Ask Yale School of Music Dean Robert Blocker about the Music in Schools Initiative and he’ll talk about the mood in Morse Recital Hall when students from the New Haven Public Schools come to Yale to perform. It’s a different buzz, one that’s generated by the pride of families and friends watching their young loved ones make music. The hall is dark today, and quiet, closed for the foreseeable future. If there is a buzz on campus, it’s in the imagination, and perhaps in the wires and Wi-Fi that are keeping us connected at several arms’ lengths. We’ve seen musicians all over the world sharing performances from their living rooms, collaborating with distant colleagues, and learning how to use various digital platforms and software. We’re also seeing musicians teaching, despite the drawbacks of technology.

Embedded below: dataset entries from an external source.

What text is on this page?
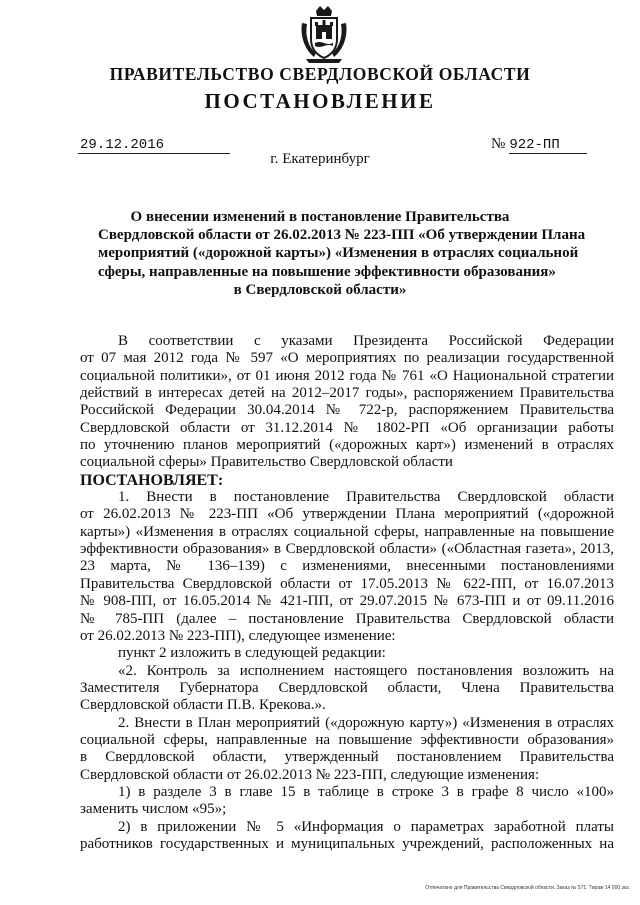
ПРАВИТЕЛЬСТВО СВЕРДЛОВСКОЙ ОБЛАСТИ
ПОСТАНОВЛЕНИЕ
29.12.2016	№ 922-ПП
г. Екатеринбург
О внесении изменений в постановление Правительства
Свердловской области от 26.02.2013 № 223-ПП «Об утверждении Плана
мероприятий («дорожной карты») «Изменения в отраслях социальной
сферы, направленные на повышение эффективности образования»
в Свердловской области»
В соответствии с указами Президента Российской Федерации
от 07 мая 2012 года № 597 «О мероприятиях по реализации государственной
социальной политики», от 01 июня 2012 года № 761 «О Национальной стратегии
действий в интересах детей на 2012–2017 годы», распоряжением Правительства
Российской Федерации 30.04.2014 № 722-р, распоряжением Правительства
Свердловской области от 31.12.2014 № 1802-РП «Об организации работы
по уточнению планов мероприятий («дорожных карт») изменений в отраслях
социальной сферы» Правительство Свердловской области
ПОСТАНОВЛЯЕТ:
1. Внести в постановление Правительства Свердловской области
от 26.02.2013 № 223-ПП «Об утверждении Плана мероприятий («дорожной
карты») «Изменения в отраслях социальной сферы, направленные на повышение
эффективности образования» в Свердловской области» («Областная газета», 2013,
23 марта, № 136–139) с изменениями, внесенными постановлениями
Правительства Свердловской области от 17.05.2013 № 622-ПП, от 16.07.2013
№ 908-ПП, от 16.05.2014 № 421-ПП, от 29.07.2015 № 673-ПП и от 09.11.2016
№ 785-ПП (далее – постановление Правительства Свердловской области
от 26.02.2013 № 223-ПП), следующее изменение:
пункт 2 изложить в следующей редакции:
«2. Контроль за исполнением настоящего постановления возложить на
Заместителя Губернатора Свердловской области, Члена Правительства
Свердловской области П.В. Крекова.».
2. Внести в План мероприятий («дорожную карту») «Изменения в отраслях
социальной сферы, направленные на повышение эффективности образования»
в Свердловской области, утвержденный постановлением Правительства
Свердловской области от 26.02.2013 № 223-ПП, следующие изменения:
1) в разделе 3 в главе 15 в таблице в строке 3 в графе 8 число «100»
заменить числом «95»;
2) в приложении № 5 «Информация о параметрах заработной платы
работников государственных и муниципальных учреждений, расположенных на
Отпечатано для Правительства Свердловской области. Заказ № 571. Тираж 14 000 экз.
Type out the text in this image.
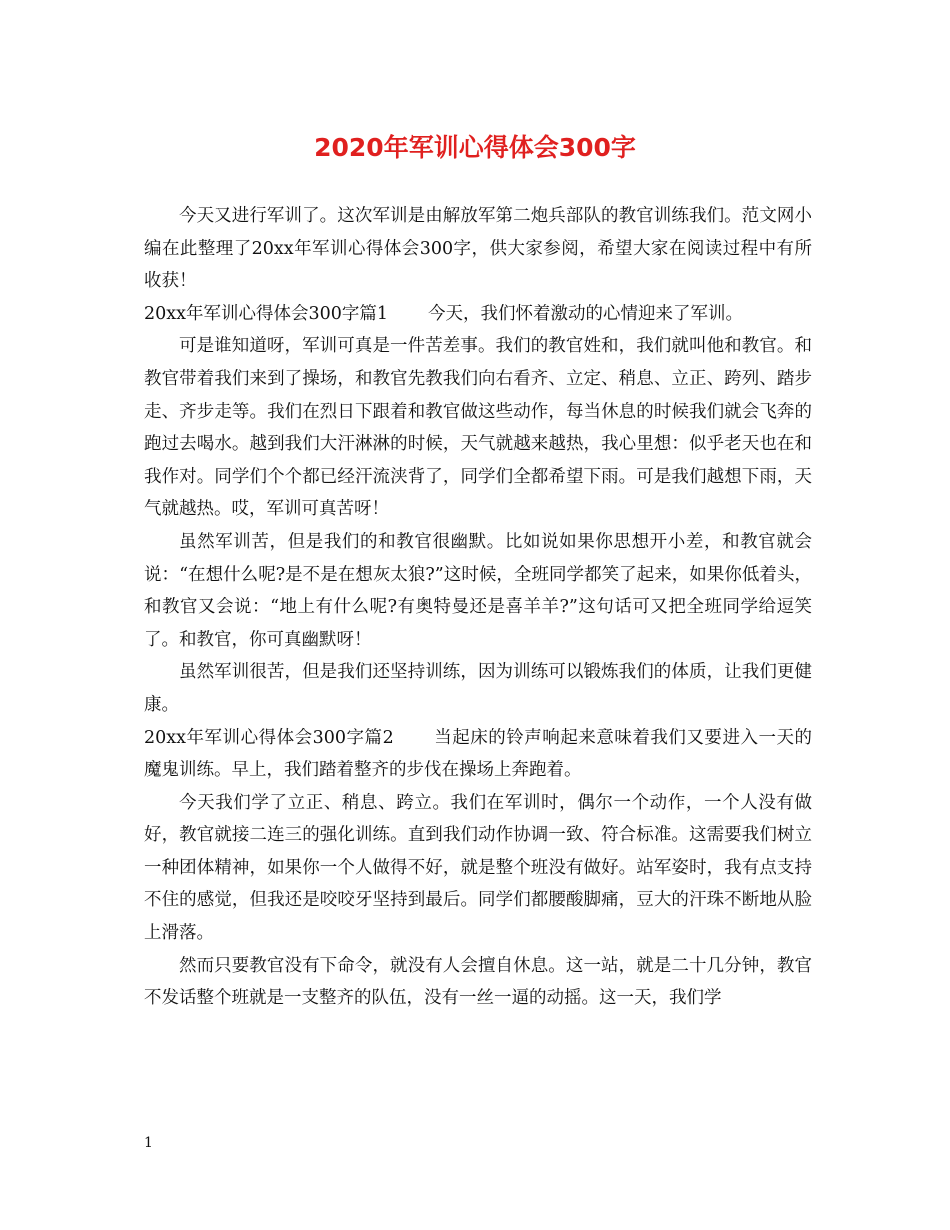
2020年军训心得体会300字

今天又进行军训了。这次军训是由解放军第二炮兵部队的教官训练我们。范文网小编在此整理了20xx年军训心得体会300字，供大家参阅，希望大家在阅读过程中有所收获！

20xx年军训心得体会300字篇1 今天，我们怀着激动的心情迎来了军训。

可是谁知道呀，军训可真是一件苦差事。我们的教官姓和，我们就叫他和教官。和教官带着我们来到了操场，和教官先教我们向右看齐、立定、稍息、立正、跨列、踏步走、齐步走等。我们在烈日下跟着和教官做这些动作，每当休息的时候我们就会飞奔的跑过去喝水。越到我们大汗淋淋的时候，天气就越来越热，我心里想：似乎老天也在和我作对。同学们个个都已经汗流浃背了，同学们全都希望下雨。可是我们越想下雨，天气就越热。哎，军训可真苦呀！

虽然军训苦，但是我们的和教官很幽默。比如说如果你思想开小差，和教官就会说：“在想什么呢?是不是在想灰太狼?”这时候，全班同学都笑了起来，如果你低着头，和教官又会说：“地上有什么呢?有奥特曼还是喜羊羊?”这句话可又把全班同学给逗笑了。和教官，你可真幽默呀！

虽然军训很苦，但是我们还坚持训练，因为训练可以锻炼我们的体质，让我们更健康。

20xx年军训心得体会300字篇2 当起床的铃声响起来意味着我们又要进入一天的魔鬼训练。早上，我们踏着整齐的步伐在操场上奔跑着。

今天我们学了立正、稍息、跨立。我们在军训时，偶尔一个动作，一个人没有做好，教官就接二连三的强化训练。直到我们动作协调一致、符合标准。这需要我们树立一种团体精神，如果你一个人做得不好，就是整个班没有做好。站军姿时，我有点支持不住的感觉，但我还是咬咬牙坚持到最后。同学们都腰酸脚痛，豆大的汗珠不断地从脸上滑落。

然而只要教官没有下命令，就没有人会擅自休息。这一站，就是二十几分钟，教官不发话整个班就是一支整齐的队伍，没有一丝一逼的动摇。这一天，我们学

1
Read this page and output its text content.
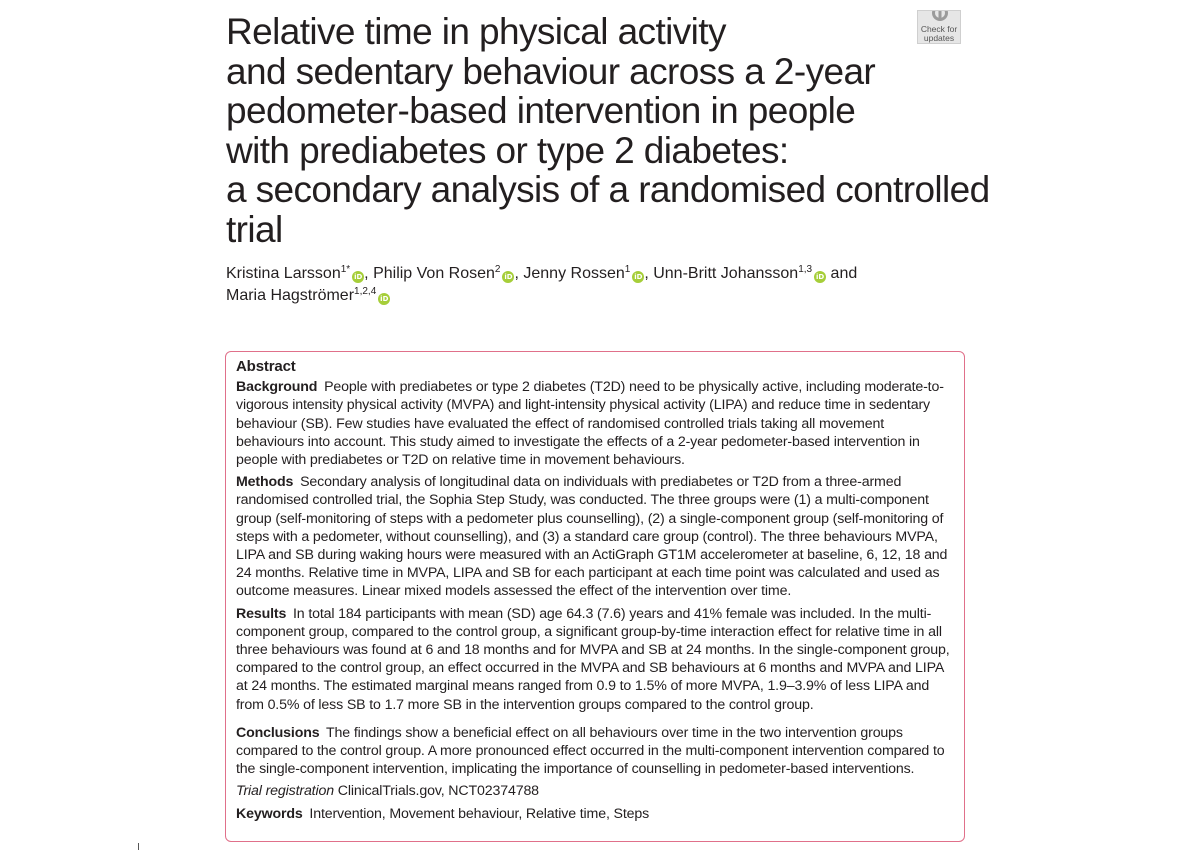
Relative time in physical activity
and sedentary behaviour across a 2-year
pedometer-based intervention in people
with prediabetes or type 2 diabetes:
a secondary analysis of a randomised controlled
trial
Check for
updates
Kristina Larsson$^{1*}$iD , Philip Von Rosen$^2$iD , Jenny Rossen$^1$iD , Unn-Britt Johansson$^{1,3}$iD and
Maria Hagströmer$^{1,2,4}$iD
Abstract

Background People with prediabetes or type 2 diabetes (T2D) need to be physically active, including moderate-to-vigorous intensity physical activity (MVPA) and light-intensity physical activity (LIPA) and reduce time in sedentary behaviour (SB). Few studies have evaluated the effect of randomised controlled trials taking all movement behaviours into account. This study aimed to investigate the effects of a 2-year pedometer-based intervention in people with prediabetes or T2D on relative time in movement behaviours.

Methods Secondary analysis of longitudinal data on individuals with prediabetes or T2D from a three-armed randomised controlled trial, the Sophia Step Study, was conducted. The three groups were (1) a multi-component group (self-monitoring of steps with a pedometer plus counselling), (2) a single-component group (self-monitoring of steps with a pedometer, without counselling), and (3) a standard care group (control). The three behaviours MVPA, LIPA and SB during waking hours were measured with an ActiGraph GT1M accelerometer at baseline, 6, 12, 18 and 24 months. Relative time in MVPA, LIPA and SB for each participant at each time point was calculated and used as outcome measures. Linear mixed models assessed the effect of the intervention over time.

Results In total 184 participants with mean (SD) age 64.3 (7.6) years and 41% female was included. In the multi-component group, compared to the control group, a significant group-by-time interaction effect for relative time in all three behaviours was found at 6 and 18 months and for MVPA and SB at 24 months. In the single-component group, compared to the control group, an effect occurred in the MVPA and SB behaviours at 6 months and MVPA and LIPA at 24 months. The estimated marginal means ranged from 0.9 to 1.5% of more MVPA, 1.9–3.9% of less LIPA and from 0.5% of less SB to 1.7 more SB in the intervention groups compared to the control group.

Conclusions The findings show a beneficial effect on all behaviours over time in the two intervention groups compared to the control group. A more pronounced effect occurred in the multi-component intervention compared to the single-component intervention, implicating the importance of counselling in pedometer-based interventions.

Trial registration ClinicalTrials.gov, NCT02374788

Keywords Intervention, Movement behaviour, Relative time, Steps
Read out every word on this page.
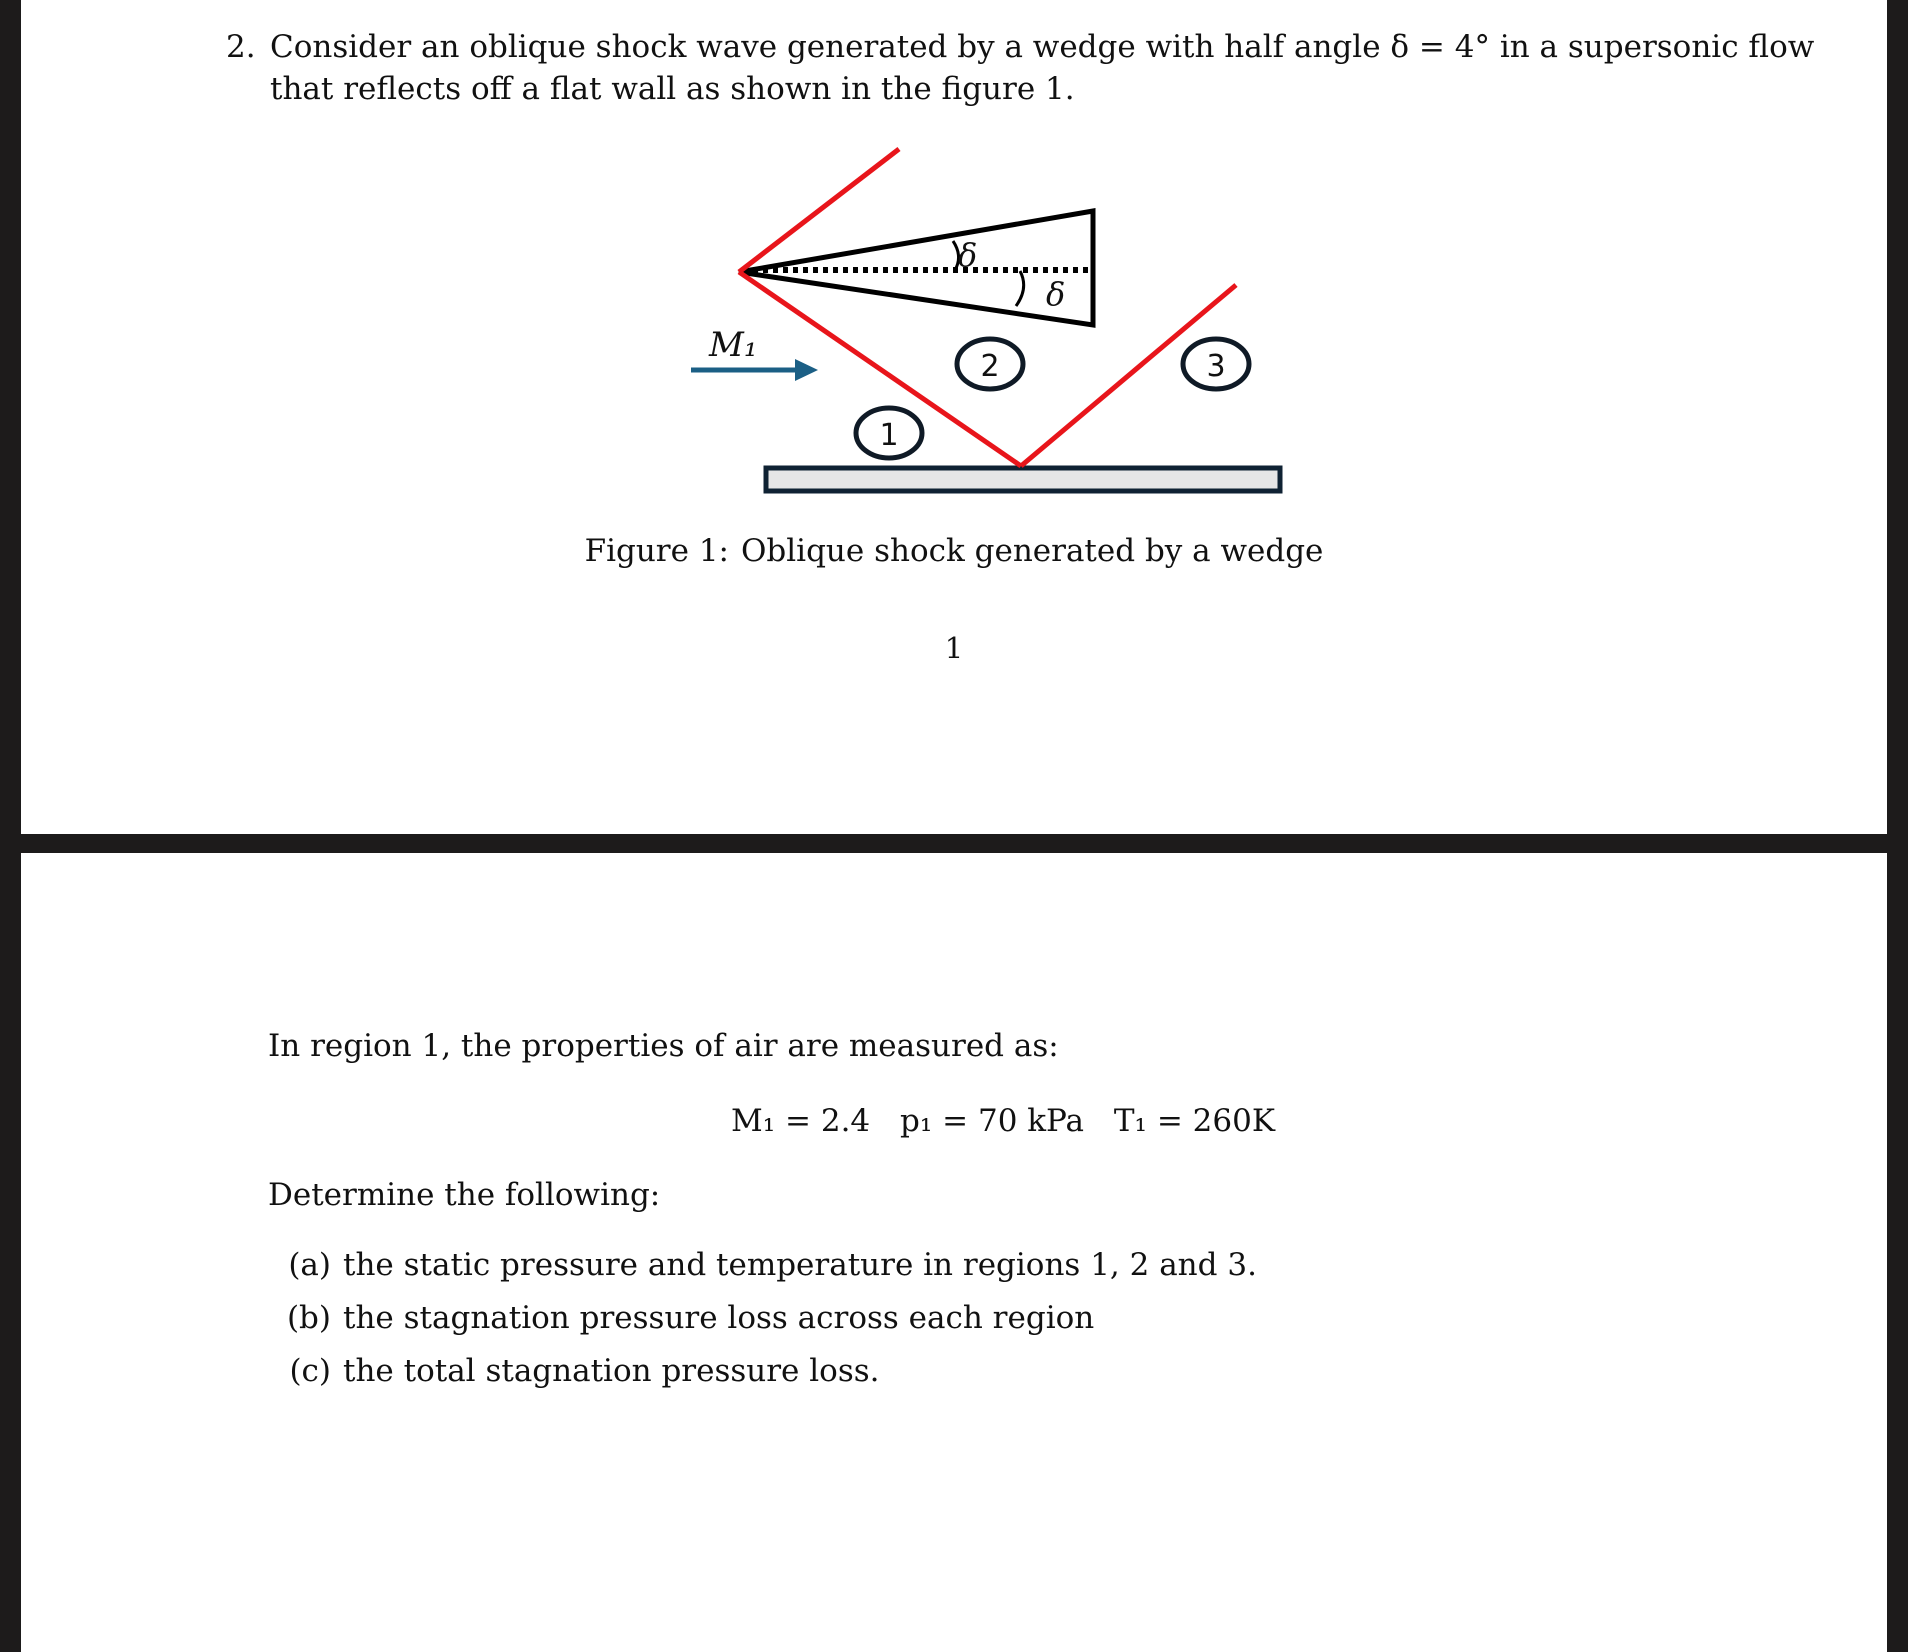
2. Consider an oblique shock wave generated by a wedge with half angle δ = 4° in a supersonic flow
that reflects off a flat wall as shown in the figure 1.
δ
δ
M₁
1
2	3
Figure 1: Oblique shock generated by a wedge
1
In region 1, the properties of air are measured as:
M₁ = 2.4 p₁ = 70 kPa T₁ = 260K
Determine the following:
(a) the static pressure and temperature in regions 1, 2 and 3.
(b) the stagnation pressure loss across each region
(c) the total stagnation pressure loss.
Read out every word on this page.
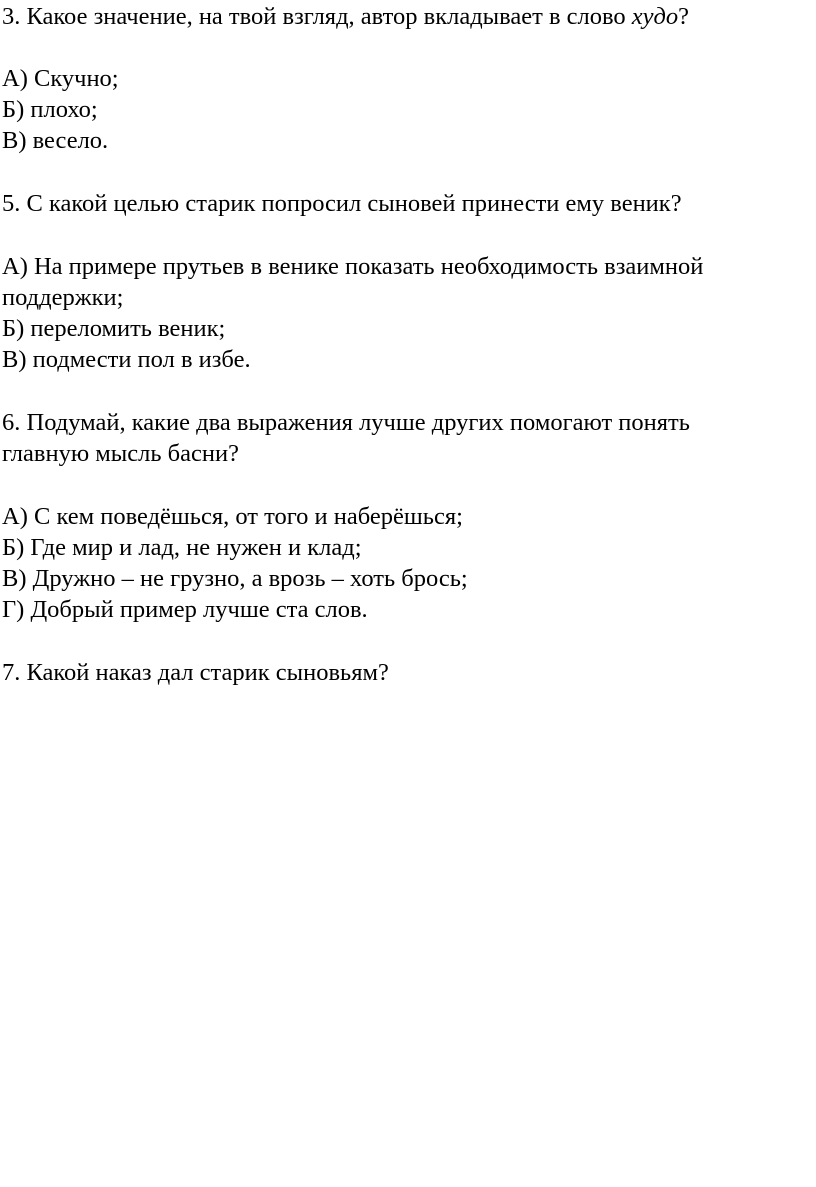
3. Какое значение, на твой взгляд, автор вкладывает в слово худо?

А) Скучно;

Б) плохо;

В) весело.

5. С какой целью старик попросил сыновей принести ему веник?

А) На примере прутьев в венике показать необходимость взаимной

поддержки;

Б) переломить веник;

В) подмести пол в избе.

6. Подумай, какие два выражения лучше других помогают понять

главную мысль басни?

А) С кем поведёшься, от того и наберёшься;

Б) Где мир и лад, не нужен и клад;

В) Дружно – не грузно, а врозь – хоть брось;

Г) Добрый пример лучше ста слов.

7. Какой наказ дал старик сыновьям?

Rubén Rodríguez ’11MM, director of YSM’s Music in Schools Initiative in New Haven, pointed out that students are receiving just a “fraction of the experience” they normally do in the program, in which graduate-student teaching artists from the Yale School of Music bolster the work of music educators in the New Haven Public Schools. Concepts like sound, intonation, resonance, and color are tough to work through online. Also, Rodríguez said, “We cannot have kids playing together using Zoom.” Instead, small groups of two or three—and in the case of the initiative’s Morse Chorale 10 to 15—meet online on Fridays for coachings.
Despite the drawbacks, the program seems actually to be closer to its mission than ever.
“The main thing at this moment is to keep the human connection,” Rodríguez said.“We are separated, but not alone. The idea is to build community, to keep (students) connected to their mentors and other kids around town, and to give them an option to use some of their time to do something different at home.” Rodríguez called the current environment “humbling” and said, “We need to learn how to use the tools we have available.” Reflecting on how active much of the global music community has been, he said, “It has been very positive to see how important music is. It is vital.” Vital, because of how it uniquely connects us to one another.
For violist and MISI teaching artist Rubina Lee ’20MMA, working with younger musicians, even online, is about more than notes and rhythms, about “way more than teaching.”
“We’re supporting each other,” Lee said.
That support goes beyond the participants themselves. Qiana Dinkins, whose sons Donald and Mitchell are involved in the MISI, said the sounds of brass instruments fills their home. Trombonist Donald, a sophomore at the Sound School, and tubist Mitchell, a sixth-grader at the Benjamin Jepson Magnet School, are fully immersed in music-making. They’re “all over it,” she said, in part thanks to the initiative, which “opens so many doors to the kids in New Haven. They get to experience music on a whole new level, and it’s free.” Dinkins said she thinks her sons “believe that music is life.”
Soprano Gabriella Xavier, a 10th-grader at Wilbur Cross High School who also studies at ACES Educational Center for the Arts, is a member of the initiative’s Morse Chorale. On Fridays, teaching artist and YSM alumna Stephanie Tubiolo ’14BA ’16MM has been working with the group on fundamentals—sight-singing, pitch recognition, and the like—by demonstrating and having the students, with their mics muted, imitate her vocalizations. “We’ve all learned how to listen a little better,” Xavier said, acknowledging that while learning to sing online has its challenges, doing so has forced her and her peers to work harder and cooperate.
Another Morse Chorale vocalist, bass James Maciel-Andrews, a junior at New Haven’s Engineering and Science University Magnet School, said he’s found a new role for himself among his peers in ensemble. “Because I already know how to sight-read,” Maciel-Andrews said, “I like to be there as a singer and as a junior mentor.”
Trumpeter and teaching artist Connor Holland ’21MM, who was a music-education major at Florida State University before enrolling at the Yale School of Music, said the “wide gap of proficiency” among students has motivated more advanced students to provide support to less-experienced members of the MISI.
Tubist and teaching artist Aidan Zimmermann ’20MM, who plans to return to his hometown, Houston after graduating to teach music in that city’s public schools, has found himself asking bigger questions than those having to do with whatever specific musical lessons he’s trying to impart. If there’s no concert for which to prepare, “What is this going to do for the student?” he asked, rhetorically. “What does this mean? What can I give them?” His answers? Adapting to the moment “puts the music-making we do into context,” Zimmermann said. “This is what music means in the community, this is what education means in the community.” The students, Zimmermann said, “are there, they’re present, and they’re captivated.”
The teaching artists’ job, then, is to nourish those eager souls. Music just happens to be the thread that connects mentor to mentee to parent to friend. “We will be there to inform,” Rodríguez said,“we will be there to encourage, we will be there to inspire.”